There is a beauty of personality as well as of face, and a grace of character as well as of carriage.

The reason, of course, is that a pretty face cannot conceal for long an empty head or a hard heart.
Even someone who is not really attractive can radiate with a beautiful spirit.

Few of us remember, much if anything, of our mothers when they were in the fresh bloom of youth,
but who -- given even nominal love and care by her -- ever thought his own mother was unattractive.

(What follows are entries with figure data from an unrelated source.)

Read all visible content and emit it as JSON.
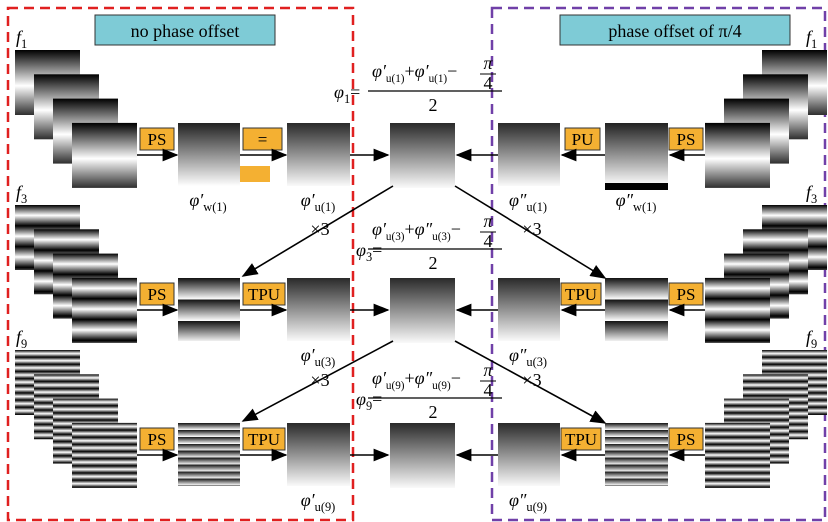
{
  "left_title": "no phase offset",
  "right_title": "phase offset of π/4",
  "frequencies": [
    {
      "base": "f",
      "sub": "1"
    },
    {
      "base": "f",
      "sub": "3"
    },
    {
      "base": "f",
      "sub": "9"
    }
  ],
  "multiplier": "×3",
  "rows": [
    {
      "left_ops": [
        "PS",
        "="
      ],
      "right_ops": [
        "PU",
        "PS"
      ],
      "left_labels": [
        {
          "base": "φ′",
          "sub": "w(1)"
        },
        {
          "base": "φ′",
          "sub": "u(1)"
        }
      ],
      "right_labels": [
        {
          "base": "φ″",
          "sub": "u(1)"
        },
        {
          "base": "φ″",
          "sub": "w(1)"
        }
      ],
      "formula": {
        "lhs": "φ",
        "lhs_sub": "1",
        "eq": "=",
        "t1": "φ′",
        "t1_sub": "u(1)",
        "op": "+",
        "t2": "φ′",
        "t2_sub": "u(1)",
        "minus": "−",
        "pi": "π",
        "four": "4",
        "den": "2"
      }
    },
    {
      "left_ops": [
        "PS",
        "TPU"
      ],
      "right_ops": [
        "TPU",
        "PS"
      ],
      "left_labels": [
        {
          "base": "φ′",
          "sub": "u(3)"
        }
      ],
      "right_labels": [
        {
          "base": "φ″",
          "sub": "u(3)"
        }
      ],
      "formula": {
        "lhs": "φ",
        "lhs_sub": "3",
        "eq": "=",
        "t1": "φ′",
        "t1_sub": "u(3)",
        "op": "+",
        "t2": "φ″",
        "t2_sub": "u(3)",
        "minus": "−",
        "pi": "π",
        "four": "4",
        "den": "2"
      }
    },
    {
      "left_ops": [
        "PS",
        "TPU"
      ],
      "right_ops": [
        "TPU",
        "PS"
      ],
      "left_labels": [
        {
          "base": "φ′",
          "sub": "u(9)"
        }
      ],
      "right_labels": [
        {
          "base": "φ″",
          "sub": "u(9)"
        }
      ],
      "formula": {
        "lhs": "φ",
        "lhs_sub": "9",
        "eq": "=",
        "t1": "φ′",
        "t1_sub": "u(9)",
        "op": "+",
        "t2": "φ″",
        "t2_sub": "u(9)",
        "minus": "−",
        "pi": "π",
        "four": "4",
        "den": "2"
      }
    }
  ]
}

There is a beauty which is not vain,
and for this Mother's Day, we would be a healthier and holier and happier people if more of this inner beauty
appeared in all of us. Such beauty includes a feeling of wholeness.

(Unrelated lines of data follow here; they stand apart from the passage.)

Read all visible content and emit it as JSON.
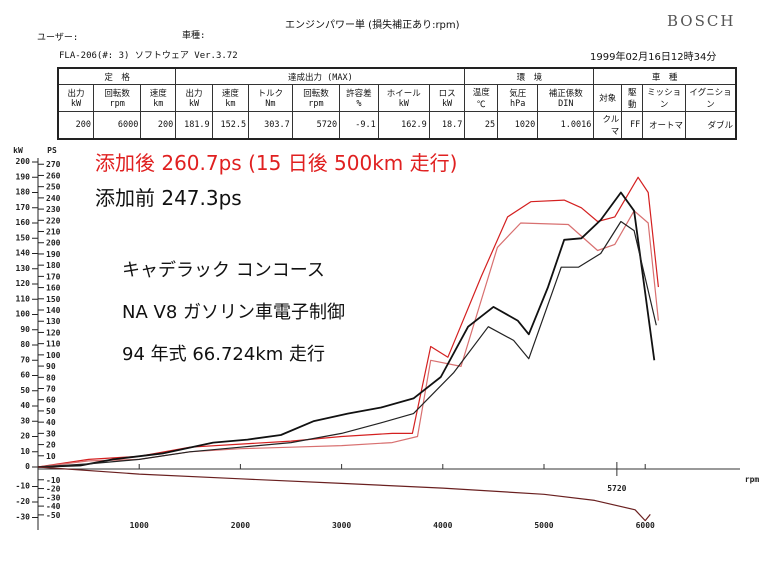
{
  "header": {
    "title": "エンジンパワー単 (損失補正あり:rpm)",
    "brand": "BOSCH",
    "user_label": "ユーザー:",
    "car_label": "車種:",
    "device": "FLA-206(#: 3)  ソフトウェア Ver.3.72",
    "datetime": "1999年02月16日12時34分"
  },
  "table": {
    "groups": [
      "定　格",
      "達成出力 (MAX)",
      "環　境",
      "車　種"
    ],
    "columns": [
      "出力 kW",
      "回転数 rpm",
      "速度 km",
      "出力 kW",
      "速度 km",
      "トルク Nm",
      "回転数 rpm",
      "許容差 %",
      "ホイール kW",
      "ロス kW",
      "温度 ℃",
      "気圧 hPa",
      "補正係数 DIN",
      "対象",
      "駆動",
      "ミッション",
      "イグニション"
    ],
    "values": [
      "200",
      "6000",
      "200",
      "181.9",
      "152.5",
      "303.7",
      "5720",
      "-9.1",
      "162.9",
      "18.7",
      "25",
      "1020",
      "1.0016",
      "クルマ",
      "FF",
      "オートマ",
      "ダブル"
    ]
  },
  "annotations": {
    "after": "添加後 260.7ps (15 日後 500km 走行)",
    "before": "添加前 247.3ps",
    "model": "キャデラック コンコース",
    "engine": "NA V8 ガソリン車電子制御",
    "year": "94 年式 66.724km 走行"
  },
  "colors": {
    "after": "#d42020",
    "after_light": "#d87070",
    "before": "#111111"
  },
  "chart_data": {
    "type": "line",
    "xlabel": "rpm",
    "ylabel_left": "kW",
    "ylabel_right": "PS",
    "xlim": [
      0,
      6300
    ],
    "ylim": [
      -30,
      200
    ],
    "x_ticks": [
      1000,
      2000,
      3000,
      4000,
      5000,
      6000
    ],
    "x_marker": 5720,
    "kw_ticks": [
      200,
      190,
      180,
      170,
      160,
      150,
      140,
      130,
      120,
      110,
      100,
      90,
      80,
      70,
      60,
      50,
      40,
      30,
      20,
      10,
      0,
      -10,
      -20,
      -30
    ],
    "ps_ticks": [
      270,
      260,
      250,
      240,
      230,
      220,
      210,
      200,
      190,
      180,
      170,
      160,
      150,
      140,
      130,
      120,
      110,
      100,
      90,
      80,
      70,
      60,
      50,
      40,
      30,
      20,
      10,
      -10,
      -20,
      -30,
      -40,
      -50
    ],
    "grid": false,
    "series": [
      {
        "color": "#d42020",
        "points": [
          [
            0,
            0
          ],
          [
            500,
            5
          ],
          [
            1000,
            7
          ],
          [
            1500,
            13
          ],
          [
            2000,
            15
          ],
          [
            2500,
            17
          ],
          [
            3000,
            20
          ],
          [
            3500,
            22
          ],
          [
            3700,
            22
          ],
          [
            3880,
            79
          ],
          [
            4050,
            72
          ],
          [
            4380,
            125
          ],
          [
            4640,
            164
          ],
          [
            4870,
            174
          ],
          [
            5200,
            175
          ],
          [
            5370,
            170
          ],
          [
            5530,
            161
          ],
          [
            5700,
            164
          ],
          [
            5930,
            190
          ],
          [
            6030,
            180
          ],
          [
            6130,
            118
          ]
        ]
      },
      {
        "color": "#d87070",
        "points": [
          [
            0,
            0
          ],
          [
            500,
            4
          ],
          [
            1000,
            5
          ],
          [
            1500,
            10
          ],
          [
            2000,
            12
          ],
          [
            2500,
            13
          ],
          [
            3000,
            14
          ],
          [
            3500,
            16
          ],
          [
            3750,
            20
          ],
          [
            3880,
            70
          ],
          [
            4180,
            66
          ],
          [
            4540,
            144
          ],
          [
            4770,
            160
          ],
          [
            5240,
            159
          ],
          [
            5530,
            142
          ],
          [
            5700,
            146
          ],
          [
            5890,
            168
          ],
          [
            6030,
            160
          ],
          [
            6130,
            96
          ]
        ]
      },
      {
        "color": "#111111",
        "points": [
          [
            0,
            0
          ],
          [
            420,
            1
          ],
          [
            740,
            5
          ],
          [
            1240,
            9
          ],
          [
            1730,
            16
          ],
          [
            2070,
            18
          ],
          [
            2400,
            21
          ],
          [
            2720,
            30
          ],
          [
            3060,
            35
          ],
          [
            3390,
            39
          ],
          [
            3710,
            45
          ],
          [
            3980,
            59
          ],
          [
            4250,
            92
          ],
          [
            4500,
            105
          ],
          [
            4740,
            96
          ],
          [
            4850,
            87
          ],
          [
            5040,
            118
          ],
          [
            5200,
            149
          ],
          [
            5370,
            150
          ],
          [
            5560,
            162
          ],
          [
            5760,
            180
          ],
          [
            5890,
            168
          ],
          [
            6090,
            70
          ]
        ]
      },
      {
        "color": "#222222",
        "points": [
          [
            0,
            0
          ],
          [
            500,
            2
          ],
          [
            1000,
            5
          ],
          [
            1500,
            10
          ],
          [
            2000,
            13
          ],
          [
            2500,
            16
          ],
          [
            3000,
            22
          ],
          [
            3390,
            29
          ],
          [
            3710,
            35
          ],
          [
            4110,
            62
          ],
          [
            4450,
            92
          ],
          [
            4700,
            83
          ],
          [
            4850,
            71
          ],
          [
            5170,
            131
          ],
          [
            5340,
            131
          ],
          [
            5560,
            140
          ],
          [
            5760,
            161
          ],
          [
            5890,
            155
          ],
          [
            6110,
            93
          ]
        ]
      },
      {
        "color": "#6a2020",
        "points": [
          [
            0,
            0
          ],
          [
            1000,
            -2
          ],
          [
            2000,
            -5
          ],
          [
            3000,
            -8
          ],
          [
            4000,
            -11
          ],
          [
            5000,
            -15
          ],
          [
            5500,
            -19
          ],
          [
            5900,
            -25
          ],
          [
            6000,
            -32
          ],
          [
            6050,
            -28
          ]
        ]
      }
    ]
  }
}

Beauty that is incomplete or immature is not beauty; it leaves something to be desired.
We cannot have a full measure of inner beauty while we are denied a sense of wholeness.
Neither can we have it if we do not seek wholeness. Not only incompleteness but imperfection is the enemy of wholeness.
A flaw in the part destroys the beauty of the whole.

When John Wesley tried to describe the beauty or perfection of the Christian life, he always noted its wholeness:
"Loving God with all our heart." "A heart and life all devoted to God."
Wesley declared that loving God and being completely devoted to God regained the whole image of God.

One of the best definitions of Christian love that I have ever found has this same emphasis:
"To will the well being of the whole being of every being." Wholeness without balance is awkwardness.
A person without poise is like a symphony orchestra out of tune -- harsh and discordant.

We have a picture of just such a woman in the New Testament. (Luke 10: 38-42)
Her name was Martha.
Jesus saw that her greatest need was not for someone to help in the kitchen, but for an inner harmony.
"Martha, Martha," Jesus said gently, "You are anxious and troubled about many things."
She was wrought up, distracted -- she lacked harmony.

As Anne Morrow Lindbergh puts it, she needed, "The stilling of the soul within the activities of the mind and body
so that it might be still as the axis of a revolving wheel is still

The harmony that we need comes in just one way.
It comes from obedience to Him whose purpose it is to bring harmony into all creation, or as the Bible puts it,
"To reconcile the world unto himself."

The beauty that is not vain is radiant.
It has glow and vitality.
It sparkles with light and life.

A little girl was scheduled to recite a part for an old-fashioned children's day Sunday school program.
She had gone over it and over it, but when she stood up before all the people,
her mouth went dry, her mind went blank, and she trembled on the edge of panic.

In the front row the mother was almost as agonized as the child.
The mother tried to calm her with a gesture.
She formed the opening words of the speech silently with her lips.
But nothing helped.

Finally, she whispered, "I am the light of the world."

Immediately, the girl's tension eased, and she confidently began, "My mother is the light of the world."

Well, it wasn't Scripture.
But it wasn't blasphemy either!

Jesus, not only said of Himself that He was the light of the world, but also that His disciples were. (John 8: 1; Matthew 5: 14)

And where have most of us seen more of the radiant Christian spirit than in some modern disciple, perhaps our own mother?
Do you not remember men and women who had a radiance that was infectious?

It seems to me that radiance is something of the very beauty of the Lord our God within us!
So wholeness, harmony, and radiance abide, these three, in beauty.